Blaise: Hello? Earth to Hermione? Let's go to the library. I need to get a certain book, and you need to read the entire shelf I get it from.


Harry: Why has Malfoy crawled under the table?

Herm: That book. Ever read "Sex in Quidditch"?

[All the Quidditch players roll their eyes.]

Ginny: The Quidditch technique book that's sort of a cross between literary criticism and a sex manual: "The Phallic Symbolism of Broom Handling", "Simultaneous Scoring: Myth or Magic?", "Catch the Snitch Faster by Thinking of It As a Clitoris"... No serious player would be caught dead with that thing.

Herm: Plus it's quite insulting about anyone who *doesn't* play Quidditch - says we're sublimating - imagine! And as for spectators being the equivalent of voyeurs...
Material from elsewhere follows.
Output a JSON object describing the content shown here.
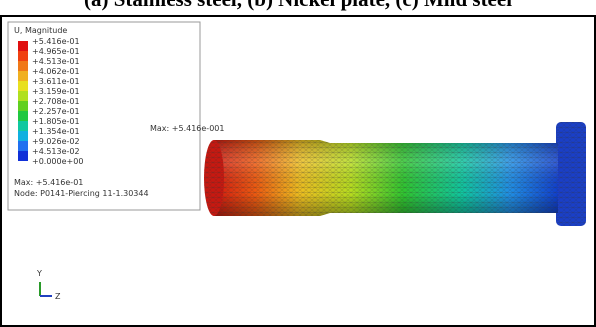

Ron: Excuse me, but this is meant to be revenge on Malfoy... how, exactly?

Herm: Well, it'll confuse the crap out of him. A specialty of strega, so I'm told.

Ginny: Two Sickles says Malfoy believes the chapter about pelvic thrusts as a substitute for Braking Charms.

Harry: [*grin*] I'm so looking forward to the next game against Slytherin...


With apologies to Sphinx for perverting her celebrated book title. She, like Riley, is free to hex me anytime.